Receiving a cancer diagnosis can be stressful and confusing. What to expect? What comes next? Mapping out a clear plan for how to move forward can help make an anxious time less stressful.
Learning you are living with cancer can be a confronting experience. After your cancer diagnosis, it’s easy to feel overwhelmed and afraid. You may wonder how you will cope with what’s ahead in the days ahead.
One of the keys to dealing with cancer and your treatment regime is to learn to accept help and identify some of the simple, practical things your friends can do to make coping just a little bit easier.
If You’re A Friend Looking To Help
While everyone’s needs are different, take some simple practical steps for showing support:
- Seek permission. Before giving advice, asking questions or visiting, check it is welcome. Always make it clear that saying ‘No’ is fine.
- Make future plans. Make plans for the future gives your friend something to look forward to, particularly as cancer treatments can be long and tiring
- Be flexible. Your friend may need to cancel or reschedule. Don’t be insulted. Ensure your plans are easy to change just in case
- Laughter is the best medicine. Be fun! A light conversation or an amusing story can bring relief during a tough day
- Accept sadness. Don’t ignore or avoid uncomfortable feelings or topics
- Touch base. Make time to call and check-in. Let your friend know when you plan to call. Also, let your friend know its okay not to answer the phone if they’re not feeling up to it
- Offer to help. Often people find it difficult to ask for help with preparing meals, childcare or taking care of their pet. Your friend will probably appreciate the offer. If your friend declines your offer, don’t take it personally.
- Follow through matters. If you offer to help, it is important you follow through on your commitment
- Treat them the same. Try not to let your friend’s condition affect your friendship. Treat your friend the same way you always have
- Talk about something other than cancer. People going through treatment often need a break or a diversion from the daily reality of their disease. Explore their hobbies or interests.
What To Say To Your Sick Friend
Never be afraid to talk with your friend. Avoidance is not a strategy. It is preferable to admit, “I don’t know what to say” than to let fear prompt you into stop calling.
Some simple expressions of support can go a long way:
- What are you going to do, and how can I help?
- I’m here for you
- If you ever feel like talking, I’m here to listen
- I’m so sorry this has happened to you.
Allow Your Family And Friends To Help You
Often family members and friends can run errands, accompany you to treatment sessions, help with transportation, cook meals and help you with child-minding and household chores.
Learn to accept their help graciously. Accepting their help gives those who care about you an opportunity to contribute at a difficult time.

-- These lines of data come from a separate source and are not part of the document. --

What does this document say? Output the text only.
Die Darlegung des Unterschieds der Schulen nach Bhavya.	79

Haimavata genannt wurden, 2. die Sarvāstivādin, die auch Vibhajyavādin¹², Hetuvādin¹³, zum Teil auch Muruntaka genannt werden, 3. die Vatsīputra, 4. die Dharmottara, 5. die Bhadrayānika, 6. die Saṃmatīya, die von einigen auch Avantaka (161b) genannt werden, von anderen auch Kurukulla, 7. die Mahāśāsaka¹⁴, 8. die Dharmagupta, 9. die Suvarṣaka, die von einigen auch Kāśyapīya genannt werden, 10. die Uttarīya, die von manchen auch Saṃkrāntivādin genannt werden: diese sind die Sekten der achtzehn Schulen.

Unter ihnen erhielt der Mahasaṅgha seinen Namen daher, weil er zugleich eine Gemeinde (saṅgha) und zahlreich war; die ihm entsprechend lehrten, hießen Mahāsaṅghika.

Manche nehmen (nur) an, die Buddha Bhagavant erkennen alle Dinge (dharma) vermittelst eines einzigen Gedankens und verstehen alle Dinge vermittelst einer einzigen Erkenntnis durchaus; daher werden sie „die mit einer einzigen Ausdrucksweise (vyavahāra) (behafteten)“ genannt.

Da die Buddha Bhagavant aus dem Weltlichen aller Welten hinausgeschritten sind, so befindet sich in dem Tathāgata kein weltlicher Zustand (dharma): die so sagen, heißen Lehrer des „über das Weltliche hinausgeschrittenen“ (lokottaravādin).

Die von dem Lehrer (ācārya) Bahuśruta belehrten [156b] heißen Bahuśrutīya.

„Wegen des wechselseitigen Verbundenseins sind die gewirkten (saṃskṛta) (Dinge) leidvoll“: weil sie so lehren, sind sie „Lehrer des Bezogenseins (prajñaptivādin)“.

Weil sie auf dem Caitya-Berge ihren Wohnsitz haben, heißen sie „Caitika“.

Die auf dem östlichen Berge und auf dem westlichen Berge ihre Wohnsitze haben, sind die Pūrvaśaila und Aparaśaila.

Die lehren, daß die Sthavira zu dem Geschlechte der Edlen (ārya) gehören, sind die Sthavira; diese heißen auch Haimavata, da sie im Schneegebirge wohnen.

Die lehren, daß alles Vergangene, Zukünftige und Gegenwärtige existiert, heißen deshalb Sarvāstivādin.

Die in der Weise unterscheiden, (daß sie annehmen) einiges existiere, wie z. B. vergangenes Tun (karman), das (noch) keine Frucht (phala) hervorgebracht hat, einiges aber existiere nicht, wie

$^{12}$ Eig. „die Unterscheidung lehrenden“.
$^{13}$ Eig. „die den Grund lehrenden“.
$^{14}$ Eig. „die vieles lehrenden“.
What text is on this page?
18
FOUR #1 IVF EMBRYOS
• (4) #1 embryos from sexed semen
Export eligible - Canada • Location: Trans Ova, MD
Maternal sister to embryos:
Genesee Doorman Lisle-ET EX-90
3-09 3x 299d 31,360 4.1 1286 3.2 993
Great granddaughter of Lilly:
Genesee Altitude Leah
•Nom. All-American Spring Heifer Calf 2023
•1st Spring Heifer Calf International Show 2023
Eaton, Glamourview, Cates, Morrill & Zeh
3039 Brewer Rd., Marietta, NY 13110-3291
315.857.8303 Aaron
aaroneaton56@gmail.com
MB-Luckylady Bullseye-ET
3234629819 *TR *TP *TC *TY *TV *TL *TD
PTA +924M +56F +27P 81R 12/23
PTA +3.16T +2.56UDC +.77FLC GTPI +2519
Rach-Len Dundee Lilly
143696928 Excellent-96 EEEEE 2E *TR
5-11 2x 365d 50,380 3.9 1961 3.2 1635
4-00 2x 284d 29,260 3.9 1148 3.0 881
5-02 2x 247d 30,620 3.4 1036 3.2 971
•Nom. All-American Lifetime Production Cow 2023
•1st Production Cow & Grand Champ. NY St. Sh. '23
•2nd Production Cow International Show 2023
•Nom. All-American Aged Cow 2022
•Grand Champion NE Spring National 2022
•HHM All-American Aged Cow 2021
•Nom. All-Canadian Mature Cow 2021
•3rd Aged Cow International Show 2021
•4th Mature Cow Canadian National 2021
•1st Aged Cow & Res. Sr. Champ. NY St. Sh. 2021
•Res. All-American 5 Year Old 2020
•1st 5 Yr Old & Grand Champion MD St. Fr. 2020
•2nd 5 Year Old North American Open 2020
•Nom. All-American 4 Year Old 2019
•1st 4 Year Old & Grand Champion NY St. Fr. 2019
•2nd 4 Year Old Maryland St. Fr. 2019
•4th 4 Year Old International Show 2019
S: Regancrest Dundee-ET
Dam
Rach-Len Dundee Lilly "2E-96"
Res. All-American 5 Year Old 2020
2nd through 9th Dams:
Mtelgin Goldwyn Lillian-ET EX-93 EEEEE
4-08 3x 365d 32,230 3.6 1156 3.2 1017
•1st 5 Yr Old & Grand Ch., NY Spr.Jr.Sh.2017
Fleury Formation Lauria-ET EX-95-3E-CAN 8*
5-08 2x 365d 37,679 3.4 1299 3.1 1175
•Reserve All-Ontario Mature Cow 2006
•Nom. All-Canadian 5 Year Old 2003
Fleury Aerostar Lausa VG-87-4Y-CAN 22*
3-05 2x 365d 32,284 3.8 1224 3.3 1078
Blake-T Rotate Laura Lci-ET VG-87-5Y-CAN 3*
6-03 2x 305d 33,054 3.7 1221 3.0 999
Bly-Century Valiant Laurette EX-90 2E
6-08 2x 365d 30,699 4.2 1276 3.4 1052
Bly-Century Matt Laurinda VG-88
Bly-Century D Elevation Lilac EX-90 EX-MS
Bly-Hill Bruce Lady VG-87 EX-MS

A cancer diagnosis impacts the whole family and adds to their stress, especially your primary caregivers. Accepting help with chores, meals or child-care from friends or neighbours can go a long way in preventing caregiver burnout.
Develop A Personal Coping Strategy
Just as everyone’s cancer treatment is customised, so is their coping strategy. Put in place you own coping strategy:
- Set aside some personal time every week
- Practice relaxation techniques
- Have a diet “break-out” day
- Find a counsellor, friend, family member or spiritual adviser you can share your feelings honestly with
- Organise your thoughts and feelings by keeping a journal
- When faced with difficult decisions, make a list of pros and cons for each option
- Find a source of emotional and spiritual support.
Try to remain involved with your work and leisure activities as much as you are able.
The thing you enjoyed doing before your cancer diagnosis is just as likely to help ease your tension and anxiety now. Whether that involves going to the movies, walking your dog, hiking, meeting with friends for coffee, your church, or a favourite hobby or pastime that recharges your batteries, continue enjoying it, you will benefit from circuit-breaker. Similarly, you may need help from friends and family to do it, so don’t be afraid to ask for or accept their help. Opening up to new coping strategies is a simple, yet practical approach to getting through your cancer treatment.